Der Grund für diese martialisch tönende Forderung: Europa ist das Bollwerk der Aufklärung. Die bereits etablierten Autokraten in Russland, der Türkei, aber auch in Weissrussland haben alle ein grosses Interesse daran, Demokratie und Freiheit zu diskreditieren, und arbeiten deshalb mit grosser Energie daran, deren Ansehen zu unterminieren. Dass Russland dabei am effektivsten vorgeht, darf einen nicht verwundern: Wenn der Präsident selbst seine Karriere als Geheimdienstler gemacht hat, der alle Nuancen der Desinformation aus dem Effeff lernen konnte, ist dieses Vorgehen eigentlich logisch.

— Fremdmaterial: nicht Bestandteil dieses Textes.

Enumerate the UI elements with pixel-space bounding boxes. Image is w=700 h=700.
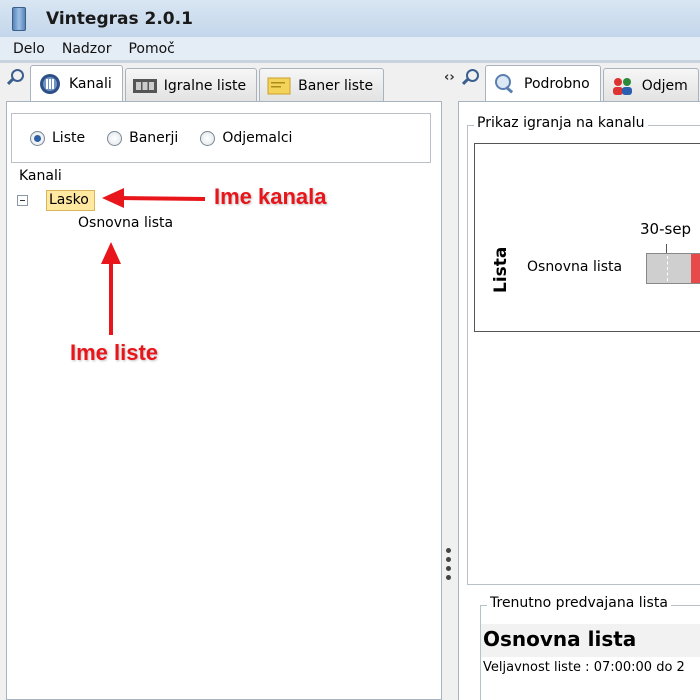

Und wie erfolgreich dieses Vorgehen ist, wurde ja ganz klar mit den über die Wiki-Leaks-Enthüllungen verbreiteten Clinton-Geschichten, die Trump am Ende den Sieg brachten, demonstriert. Und mit Trumps Sieg hat Putin das geschafft, was 45 Jahre Kalter Krieg und Jahre der irritierenden Politik Russlands nicht fertiggebracht haben: Westeuropa – vor allem Deutschland – und die USA auseinanderzubringen. Der Kampf um die europäische Freiheit muss nun unter der Führung von Deutschland und Frankreich, den einstigen Erzfeinden, erfolgen.
Dieser Kampf wird dabei ein klares Bekenntnis zu gemeinsamen Werten und Grundsätzen verlangen, einer Basis, die nicht einmal bei einer Abstimmung zur Debatte stehen sollte und deshalb vorab eine neue Legitimation braucht. Dafür hat die EU nur eine Chance: weitere Intensivierung der Zusammenarbeit, die jeweils durch Volksabstimmungen legitimiert werden müssen. Tönt unbequem? Ja, garantiert. Aber auch in der Politik sind die am härtesten erkämpften Siege die wertvollsten.
Der Sieg infolge des Eingreifens der USA 1917, der über den blutigen Umweg von 1939 schliesslich zum demokratisch gefestigten Europa führte, war auch hart – wesentlich härter sogar – erkämpft worden. Es gibt daher keinen Grund, sich vor einem neuen Kampf zu verstecken. Wenn es je Zeit dafür war, dann jetzt, am Ende des amerikanischen Jahrhunderts, das ausgerechnet von einem gockelhaften US-Präsidenten ausgeläutet wurde.